LDI is now less than two weeks away! I shan't be attending this year, but would like to propose

*Noon EST, on Saturday, 11/21/09, 
at Apollo, (Booth#643)*

for the 2nd Annual ControlBooth Mixer at LDI.

As with last year, please post your intentions to attend in this thread, as well as your impressions, interesting products, excitations, disappointments, _et al._ of the show. (Or of dvsDave, for that matter.)

I, for one, will be severely disappointed if Dave has not posted a video of whatever ETC's secret product is, by 6pm Friday, 11/20.


----------



## Edrick (Nov 8, 2009)

I'm going to attempt to attend however I have two issues facing me 1) Transportation to get there and 2) Currently I'm shooting a short from the 19th - the 21st so not sure yet.


----------



## Kelite (Nov 9, 2009)

derekleffew said:


> LDI is now less than two weeks away! I shan't be attending this year, but would like to propose
> 
> *Noon EST, on Saturday, 11/21/09,
> at Apollo, (Booth#643)*
> ...





That sounds great, Derek!

I hope all attendees enjoy the show. It's good to put a few faces with the names of ControlBooth personalities. After all, community is an important thing regardless of experience, status, discipline, whatever.


----------



## gafftaper (Nov 11, 2009)

derekleffew said:


> As with last year, please post your... impressions, ... disappointments, _et al._ of the show. (Or of dvsDave, for that matter.)


Prepare to be [-]amused[/-] amazed by the presence of our webmaster!


Kelite said:


> I'll not be attending LDI this year due to several prior commitments but...


Sounds like somebody's going on vacation. 

Sadly I can't attend, but I hope to be part of the crew again next year. As Derek said I too look forward to some first hand accounts of ETC's new "wonder child".


----------



## Kelite (Nov 11, 2009)

gafftaper said:


> Sounds like somebody's going on vacation.
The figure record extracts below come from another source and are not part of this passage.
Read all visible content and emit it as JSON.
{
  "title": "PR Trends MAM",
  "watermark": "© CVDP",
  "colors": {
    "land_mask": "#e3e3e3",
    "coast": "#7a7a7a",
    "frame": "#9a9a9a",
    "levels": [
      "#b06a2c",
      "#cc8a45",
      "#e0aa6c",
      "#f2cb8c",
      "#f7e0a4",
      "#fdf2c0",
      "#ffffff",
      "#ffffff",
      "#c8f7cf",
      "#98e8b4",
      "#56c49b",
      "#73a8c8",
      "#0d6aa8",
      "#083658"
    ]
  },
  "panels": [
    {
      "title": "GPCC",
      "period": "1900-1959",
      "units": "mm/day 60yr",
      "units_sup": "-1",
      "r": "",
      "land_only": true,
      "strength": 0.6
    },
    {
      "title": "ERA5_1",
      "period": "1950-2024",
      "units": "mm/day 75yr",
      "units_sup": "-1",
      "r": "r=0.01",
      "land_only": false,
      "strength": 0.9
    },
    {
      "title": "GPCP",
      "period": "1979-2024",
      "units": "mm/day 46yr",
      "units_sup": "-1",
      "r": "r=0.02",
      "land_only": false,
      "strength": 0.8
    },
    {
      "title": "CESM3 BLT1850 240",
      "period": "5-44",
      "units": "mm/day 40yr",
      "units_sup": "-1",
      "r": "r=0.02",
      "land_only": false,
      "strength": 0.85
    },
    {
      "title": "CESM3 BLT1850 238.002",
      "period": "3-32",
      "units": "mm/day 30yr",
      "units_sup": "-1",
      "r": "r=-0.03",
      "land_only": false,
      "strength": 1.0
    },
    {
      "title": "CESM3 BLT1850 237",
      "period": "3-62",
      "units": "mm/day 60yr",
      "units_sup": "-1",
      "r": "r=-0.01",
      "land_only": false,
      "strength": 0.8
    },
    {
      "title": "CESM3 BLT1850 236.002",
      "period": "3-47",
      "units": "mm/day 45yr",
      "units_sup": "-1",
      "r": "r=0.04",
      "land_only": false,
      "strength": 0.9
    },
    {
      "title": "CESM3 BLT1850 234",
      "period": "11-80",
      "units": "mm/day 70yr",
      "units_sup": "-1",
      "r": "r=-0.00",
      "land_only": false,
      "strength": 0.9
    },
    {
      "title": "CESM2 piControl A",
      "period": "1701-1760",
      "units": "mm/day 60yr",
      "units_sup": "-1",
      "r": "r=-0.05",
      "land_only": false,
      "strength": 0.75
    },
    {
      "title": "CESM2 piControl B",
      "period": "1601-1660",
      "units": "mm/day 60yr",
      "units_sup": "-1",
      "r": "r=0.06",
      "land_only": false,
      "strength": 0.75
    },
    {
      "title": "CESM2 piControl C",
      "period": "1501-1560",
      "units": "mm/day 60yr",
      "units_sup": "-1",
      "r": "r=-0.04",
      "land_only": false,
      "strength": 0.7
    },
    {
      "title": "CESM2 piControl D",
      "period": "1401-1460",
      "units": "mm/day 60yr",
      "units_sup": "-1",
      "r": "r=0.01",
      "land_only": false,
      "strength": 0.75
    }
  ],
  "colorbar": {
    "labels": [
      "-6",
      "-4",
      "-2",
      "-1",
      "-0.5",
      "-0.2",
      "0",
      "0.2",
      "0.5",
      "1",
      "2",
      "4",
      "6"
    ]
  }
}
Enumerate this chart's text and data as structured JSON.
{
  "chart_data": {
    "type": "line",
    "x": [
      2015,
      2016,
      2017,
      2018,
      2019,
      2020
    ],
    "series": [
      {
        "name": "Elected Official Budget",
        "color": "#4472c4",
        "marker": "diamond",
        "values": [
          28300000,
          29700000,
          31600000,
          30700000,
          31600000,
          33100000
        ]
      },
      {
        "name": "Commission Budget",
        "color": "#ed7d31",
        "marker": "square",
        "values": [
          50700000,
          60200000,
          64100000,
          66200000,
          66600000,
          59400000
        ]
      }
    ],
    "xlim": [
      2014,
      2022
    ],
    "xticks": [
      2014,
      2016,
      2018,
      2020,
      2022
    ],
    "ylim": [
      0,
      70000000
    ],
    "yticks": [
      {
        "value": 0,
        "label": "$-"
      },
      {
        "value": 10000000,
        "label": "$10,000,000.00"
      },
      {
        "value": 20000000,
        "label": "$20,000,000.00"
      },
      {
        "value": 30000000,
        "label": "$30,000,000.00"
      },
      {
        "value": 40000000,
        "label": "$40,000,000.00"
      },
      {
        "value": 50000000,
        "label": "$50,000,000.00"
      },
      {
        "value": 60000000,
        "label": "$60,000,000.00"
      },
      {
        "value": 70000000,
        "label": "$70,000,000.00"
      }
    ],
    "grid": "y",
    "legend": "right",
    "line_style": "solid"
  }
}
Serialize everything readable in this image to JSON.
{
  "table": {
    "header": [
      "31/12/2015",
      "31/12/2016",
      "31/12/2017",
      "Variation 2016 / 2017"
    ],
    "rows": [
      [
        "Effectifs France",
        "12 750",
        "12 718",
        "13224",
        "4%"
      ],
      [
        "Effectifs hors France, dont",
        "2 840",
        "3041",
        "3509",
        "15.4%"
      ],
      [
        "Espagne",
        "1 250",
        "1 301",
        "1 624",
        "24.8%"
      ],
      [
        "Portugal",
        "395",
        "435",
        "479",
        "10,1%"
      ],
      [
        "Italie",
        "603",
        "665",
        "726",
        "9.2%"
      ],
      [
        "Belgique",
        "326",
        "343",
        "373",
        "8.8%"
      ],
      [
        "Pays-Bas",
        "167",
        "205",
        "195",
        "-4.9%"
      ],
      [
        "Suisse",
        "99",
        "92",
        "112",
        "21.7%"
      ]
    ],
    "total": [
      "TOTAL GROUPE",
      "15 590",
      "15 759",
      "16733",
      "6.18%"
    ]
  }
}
Well, it IS that time of year in northern Indiana! I'll catch up with the hubub and who/what/where of LDI when I get back to the office. I hope you all enjoy the show and come away from it with a few solutions to some of your design challenges (along with a greater appreciation of our ControlBooth 'family')!


----------



## ruinexplorer (Nov 12, 2009)

Sorry, I'll be attending the IAAPA as it's in my neck of the woods this year.

See you guys next year.


----------



## Kelite (Nov 12, 2009)

Well, it was good to meet up with you and a number of other CB'ers while attending LDI in Vegas last year. Enjoy the IAAPA show, and please- try not to gain to much weight while walking the floor trying free samples.....


----------



## ruinexplorer (Nov 13, 2009)

Oh, it's like Christmas cookies, there's nothing bad about _those _samples. See you next year.


----------



## JWigPVB (Nov 15, 2009)

Sounds like a plan, myself and two colleagues from our theatre will meet you at noon. Look forward to meeting everyone and learning a LOT!

Jim Wiggins
Players-by-the-Sea
Jacksonville Beach, FL


----------



## Soxred93 (Nov 17, 2009)

I'm itching to find out what ETC has in store for us... It's like Christmas come early!


----------



## Kelite (Nov 30, 2009)

So- how did the LDI Meet-up go for those who attended?


----------



## Edrick (Nov 30, 2009)

I kept missing dave as we got there the first day he had just left to go somewhere and then as he got my e-mail and got back we were just leaving then me and my group were late for the actual meet up day unfortunately. But I did meet dave no other CBers though.


----------